En vain Appius veut calmer l’émeute ; la vue de Virginie, de ce témoin irrécusable, soulève tout le peuple contre lui. Il ne peut se faire entendre, son parti même l’abandonne, et, se croyant perdu, il se couvre de son manteau, et court dans une maison voisine cacher sa honte, sa frayeur et son désespoir.

Le peuple, qui aurait dû défendre Virginie, s’empresse de rendre les derniers honneurs à sa mémoire. On lui fait de magnifiques funérailles. Les dames romaines la couvrent de fleurs, de couronnes, et on la porte en triomphe au tombeau.

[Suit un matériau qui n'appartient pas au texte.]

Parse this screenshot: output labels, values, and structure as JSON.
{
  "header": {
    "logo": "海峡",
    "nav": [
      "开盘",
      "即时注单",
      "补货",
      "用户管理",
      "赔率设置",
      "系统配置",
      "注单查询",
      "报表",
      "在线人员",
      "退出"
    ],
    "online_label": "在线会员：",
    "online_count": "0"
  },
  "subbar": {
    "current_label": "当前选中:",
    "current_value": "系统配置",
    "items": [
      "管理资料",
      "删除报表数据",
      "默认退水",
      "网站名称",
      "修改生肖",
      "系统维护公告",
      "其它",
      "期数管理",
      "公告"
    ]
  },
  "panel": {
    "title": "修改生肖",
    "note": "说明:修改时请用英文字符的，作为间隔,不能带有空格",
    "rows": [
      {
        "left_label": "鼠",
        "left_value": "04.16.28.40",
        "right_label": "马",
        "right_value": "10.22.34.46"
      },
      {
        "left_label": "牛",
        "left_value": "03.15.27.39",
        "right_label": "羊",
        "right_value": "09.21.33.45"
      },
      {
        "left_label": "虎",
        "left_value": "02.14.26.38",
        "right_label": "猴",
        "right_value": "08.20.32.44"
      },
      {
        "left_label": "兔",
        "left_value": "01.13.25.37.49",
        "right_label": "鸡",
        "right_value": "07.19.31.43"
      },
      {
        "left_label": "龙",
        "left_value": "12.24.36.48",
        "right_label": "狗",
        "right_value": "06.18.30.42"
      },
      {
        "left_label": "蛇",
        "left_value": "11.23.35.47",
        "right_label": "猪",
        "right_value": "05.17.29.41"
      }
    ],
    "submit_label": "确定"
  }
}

Tandis qu’on la pleurait à Rome, Virginius cherchait à la venger. A la nouvelle de son malheur, toute l’armée accourt autour de lui : Compagnons, dit-il, ne me regardez pas comme un coupable, comme un meurtrier ; ma fille ne pouvait conserver à la fois l’existence et l’honneur ; et, quoique sa vie me fût plus chère que la mienne, j’ai tranché ses jours. La pitié m’a rendu cruel ; j’aime mieux perdre mes enfants par la mort que par l’infamie. Mais je n’ai survécu à ma fille que pour la venger. Vous avez des sœurs, des femmes, des filles : la passion d’Appius n’est pas morte avec Virginie : si vous la laissez impunie, elle n’aura plus de frein. Armez-vous donc, et défendez ce que vous avez de plus sacré, votre liberté, votre honneur et celui de vos enfants.

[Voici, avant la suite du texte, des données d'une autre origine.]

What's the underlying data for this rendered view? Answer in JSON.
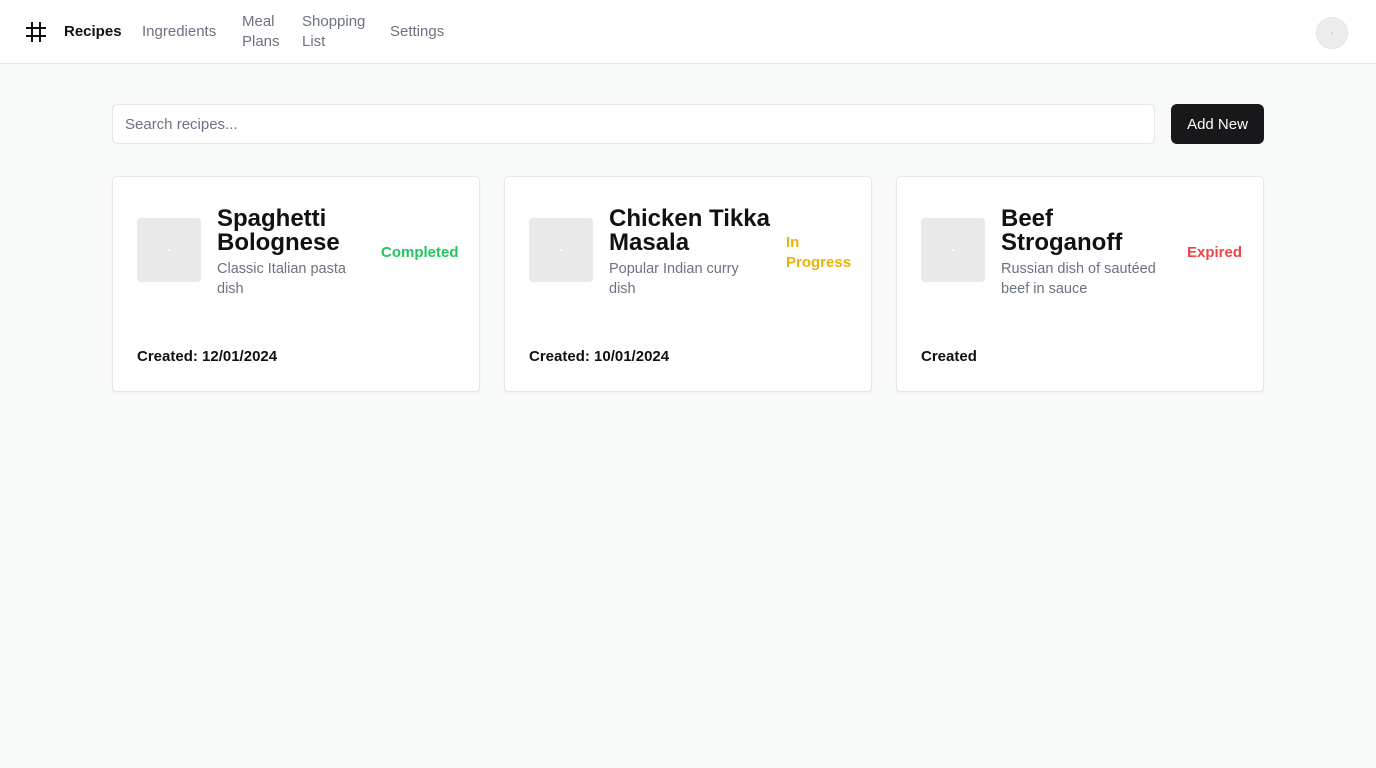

Une acclamation universelle répond à ses paroles ; on jure de le venger. Les nouvelles de Rome arrivent dans le moment ; on crie aux armes, on prend les enseignes, on se précipite sur le chemin de la ville. Les décemvirs veulent en vain apaiser la sédition ; les soldats bravent leurs ordres, et disent qu’ils sauront faire un noble usage de leurs épées. L’armée traverse Rome en appelant les citoyens à la liberté, et elle établit son camp sur le mont Aventin.

An milieu de ces troubles, le décemvir Opius convoque le sénat, qui envoie à l’armée trois députés choisis dans son corps pour la calmer et négocier un accommodement. Les légions déclarent qu’elles ne répondront qu’à Valère et à Horace. Elles n’avaient point de chef ; Virginius leur conseille d’élire dix tribuns militaires ; on les choisit, et Virginius est nommé le premier. Il refuse cet honneur, incompatible avec le deuil de son âme. La seconde armée romaine, suivant l’exemple de la première, vint la rejoindre sur le mont Aventin.

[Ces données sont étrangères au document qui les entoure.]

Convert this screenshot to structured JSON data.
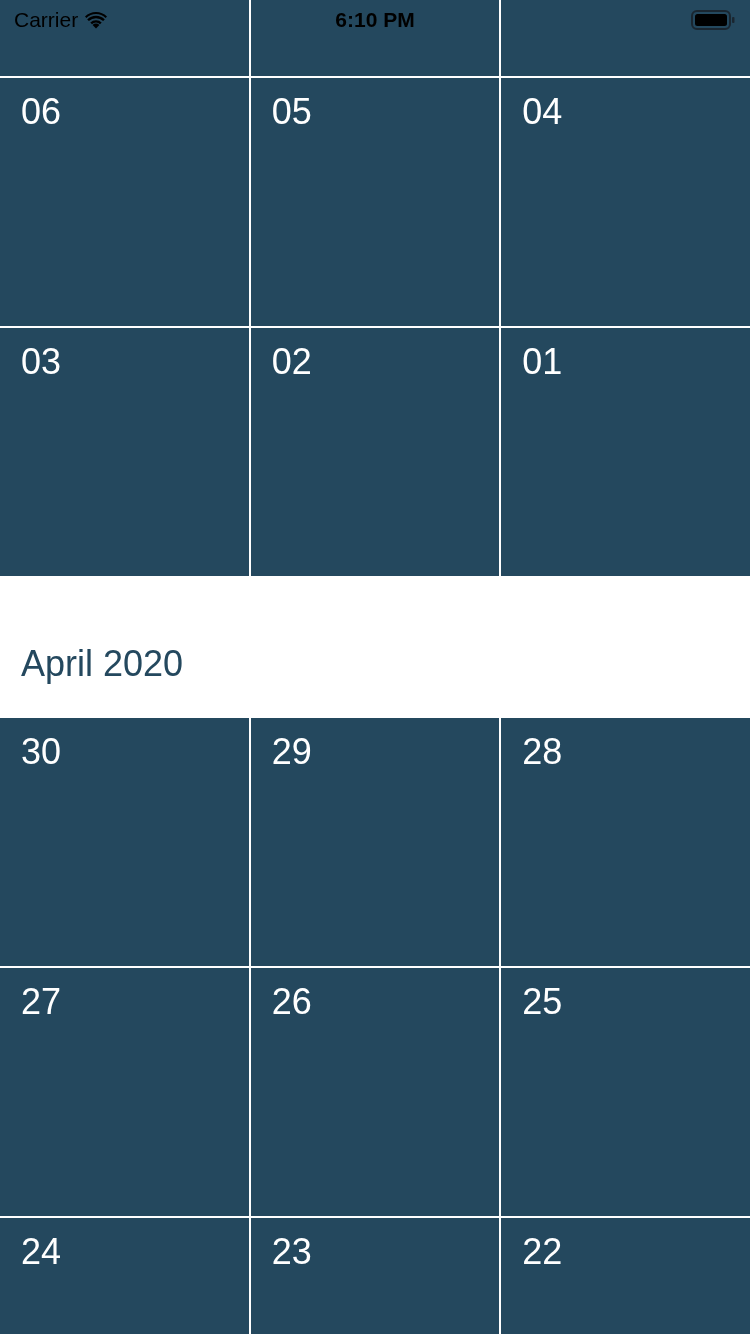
{
  "status_bar": {
    "carrier": "Carrier",
    "time": "6:10 PM"
  },
  "sections": [
    {
      "clipped_row_above": true,
      "rows": [
        [
          "06",
          "05",
          "04"
        ],
        [
          "03",
          "02",
          "01"
        ]
      ]
    },
    {
      "title": "April 2020",
      "rows": [
        [
          "30",
          "29",
          "28"
        ],
        [
          "27",
          "26",
          "25"
        ],
        [
          "24",
          "23",
          "22"
        ]
      ]
    }
  ]
}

Dans cette déplorable circonstance, où le peuple était en sédition, l’armée en révolte et la magistrature sans pouvoir, le sénat s’assemblait tous les jours vainement, et ne pouvait obtenir décemvirs qu’ils se démissent de leurs charges avant d’avoir achevé la rédaction complète des lois. Horace et Valère refusaient de négocier avec les légions, tant que le décemvirat subsisterait. Cette incertitude augmentait le désordre et le danger. Les deux armées, mécontentes de ces lenteurs, se retirèrent sur le mont Sacré ; la plus grande partie du peuple les y suivit, et Rome ne fut plus qu’une vaste solitude.

Alors on demande aux décemvirs s’ils veulent commander à des murailles. Quel est, leur dit-on, votre aveugle espoir ? Le nombre de vos licteurs passe celui des citoyens qui sont restés dans la ville ; attendez-vous que le peuple et l’armée se précipitent sur nous et nous égorgent ?

L’opiniâtreté des tyrans cède enfin à la nécessité. Ils promettent de se démettre de leur magistrature, pourvu qu’on les garantisse de la vengeance du peuple. Horace et Valère, satisfaits, vont trouver l’armée, qui leur demande le rétablissement du tribunat, celui du droit d’appel, et le châtiment des décemvirs.

Horace et Valère acceptent leurs deux premières propositions ; ils les pressent en même temps de renoncer à la vengeance, et de mettre fin aux troubles, qui désolent la république.

Le peuple et l’armée, vaincus par leur sage éloquence, déclarèrent qu’ils s’en rapportaient sur tous les points à la sagesse du sénat. Lorsque les députés rendirent compte de leur mission, Appius  dit : Je prévois mon sort ; on ne diffère la vengeance que pour la rendre plus sûre ; mais, puisque l’intérêt public le veut, je consens à donner ma démission.

Le décret du sénat ordonna aux décemvirs d’abdiquer, au grand pontife Furius de nommer des tribuns du peuple, et défendit de faire aucune recherche contre les auteurs de la révolte de l’armée.

Ce décret fit succéder la joie à l’abattement, et rétablit la tranquillité. Le peuple revint dans la ville ;  on nomma tribuns Virginius, Icilius, Numitorius Siçinius et Duillius. Horace et Valère furent élus consuls.

La révolution qui renversait les décemvirs était le triomphe du peuple ; il ne se borna pas à détruire la tyrannie, il en profita pour demander et pour obtenir de nouveaux droits au détriment des patriciens.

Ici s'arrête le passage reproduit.